23. All processed foods are terrible for you
The term “processed foods” usually has a negative connotation. Many people are confusing it with “things added to your food that you can’t pronounce,” Brown said. Bread, cheese, milk, frozen fruits and vegetables, cooked meat — they are all processed foods. Read the ingredients label.
24. You have to stop eating carbs
Have you ever tried a low-carb diet and noticed you’re moody and in a general state of brain fog? There’s a perfectly logical explanation for that. “Carbs are the only fuel the brain will accept,” Hirshberg said. Unlike muscle, for example, the brain cannot use fat for energy. A 2008 study found that women on a low-carb diet suffered from impaired reaction time and worse memory — both of which were restored to normal levels once carbs were reintroduced into their diet. Limiting carbs may help certain people with health conditions such as diabetes, Hirshberg said.
25. Skinny means healthy
People can be healthy at all sizes, and unhealthy at all sizes, Hirshberg noted. While being overweight may increase the risk of certain conditions, being thin doesn’t come danger-free. You may fit in your skinny jeans, but you can still have high cholesterol levels, high blood sugar, or high blood pressure. You can develop diabetes, too. “People have always been of different shapes and sizes,” Hirshberg said. “It’s just us magically deciding one day that one shape is better than the other.”
26. Starving is a good way to lose weight
The body’s only energy source is the food a person consumes. When deprived of that, the body will go to great lengths to preserve energy, according to Hirshberg.
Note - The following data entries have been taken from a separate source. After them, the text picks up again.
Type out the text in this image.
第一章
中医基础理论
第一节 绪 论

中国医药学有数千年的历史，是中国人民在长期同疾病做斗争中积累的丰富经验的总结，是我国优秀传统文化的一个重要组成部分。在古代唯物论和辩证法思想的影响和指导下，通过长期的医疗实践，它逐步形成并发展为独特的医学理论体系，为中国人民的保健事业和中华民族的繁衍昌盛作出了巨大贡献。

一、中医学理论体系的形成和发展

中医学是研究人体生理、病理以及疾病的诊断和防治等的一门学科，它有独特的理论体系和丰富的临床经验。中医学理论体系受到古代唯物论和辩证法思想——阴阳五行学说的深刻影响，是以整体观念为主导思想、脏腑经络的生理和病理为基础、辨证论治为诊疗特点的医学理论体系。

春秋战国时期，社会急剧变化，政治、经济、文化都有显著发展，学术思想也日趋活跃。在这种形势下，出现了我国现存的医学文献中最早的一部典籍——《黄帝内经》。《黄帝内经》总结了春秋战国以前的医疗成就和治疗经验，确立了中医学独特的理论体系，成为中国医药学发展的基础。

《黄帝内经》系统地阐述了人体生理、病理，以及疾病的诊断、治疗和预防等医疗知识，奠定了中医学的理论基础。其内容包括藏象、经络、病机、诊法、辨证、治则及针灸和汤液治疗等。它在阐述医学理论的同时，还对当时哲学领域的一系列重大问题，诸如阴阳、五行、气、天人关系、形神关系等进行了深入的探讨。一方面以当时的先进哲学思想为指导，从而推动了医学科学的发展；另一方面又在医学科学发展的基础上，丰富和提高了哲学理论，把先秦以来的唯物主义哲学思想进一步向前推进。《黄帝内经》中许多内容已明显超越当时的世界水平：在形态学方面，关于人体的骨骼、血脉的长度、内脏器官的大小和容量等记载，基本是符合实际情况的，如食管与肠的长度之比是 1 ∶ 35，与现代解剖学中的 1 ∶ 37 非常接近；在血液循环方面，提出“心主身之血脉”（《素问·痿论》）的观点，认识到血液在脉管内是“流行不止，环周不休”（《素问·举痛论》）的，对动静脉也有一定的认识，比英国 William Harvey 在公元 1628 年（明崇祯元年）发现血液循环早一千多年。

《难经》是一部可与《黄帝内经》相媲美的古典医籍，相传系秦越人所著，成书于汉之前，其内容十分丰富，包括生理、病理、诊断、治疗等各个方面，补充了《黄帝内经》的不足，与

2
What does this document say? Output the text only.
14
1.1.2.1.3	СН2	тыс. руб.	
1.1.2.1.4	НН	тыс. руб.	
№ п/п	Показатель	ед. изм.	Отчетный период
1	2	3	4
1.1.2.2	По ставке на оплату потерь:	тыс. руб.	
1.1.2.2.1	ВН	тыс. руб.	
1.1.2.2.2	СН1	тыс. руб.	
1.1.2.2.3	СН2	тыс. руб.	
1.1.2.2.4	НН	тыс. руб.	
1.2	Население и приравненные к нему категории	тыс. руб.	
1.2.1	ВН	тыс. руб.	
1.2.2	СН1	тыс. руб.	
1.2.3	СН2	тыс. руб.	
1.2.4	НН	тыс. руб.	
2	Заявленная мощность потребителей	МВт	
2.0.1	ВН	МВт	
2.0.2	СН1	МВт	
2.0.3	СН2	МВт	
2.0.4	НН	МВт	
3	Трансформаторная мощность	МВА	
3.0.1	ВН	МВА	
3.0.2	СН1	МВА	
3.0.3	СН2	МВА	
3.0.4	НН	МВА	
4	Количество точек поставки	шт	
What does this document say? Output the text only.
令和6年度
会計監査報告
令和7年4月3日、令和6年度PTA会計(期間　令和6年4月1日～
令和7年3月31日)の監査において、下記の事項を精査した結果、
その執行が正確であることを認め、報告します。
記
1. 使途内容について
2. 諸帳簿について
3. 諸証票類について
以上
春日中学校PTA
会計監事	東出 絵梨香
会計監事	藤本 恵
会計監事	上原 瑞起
At the beginning of a deprivation people may lose some weight — water, muscle, and even fat — but after a few weeks they will gain even more back, she added. “That’s the harm people often miss — undereating is not sustainable.”
27. Skipping meals is a good idea
Like starving, skipping meals is not a good way to lose weight in the long-term. At first, blood sugar levels drop, making you feel tired. Then you lose water weight and muscle. Fat is stored because the body goes into a “crisis” mode, thinking it needs to preserve as much energy as possible, Hirshberg noted. Hormones that control hunger and satiety are released, setting you up for overeating later.
28. All fat is bad
Not all fat is created equal, and the body needs the healthy kind — essential fatty acids — as its name suggests. You can only get these from foods such as fish, nuts, avocado, eggs, chia seeds, olive oil, and some fortified foods. Omega-3s are essential for building healthy cells. “Most people are happy to eat these foods when I explain how good they are for them,” Hirshberg said.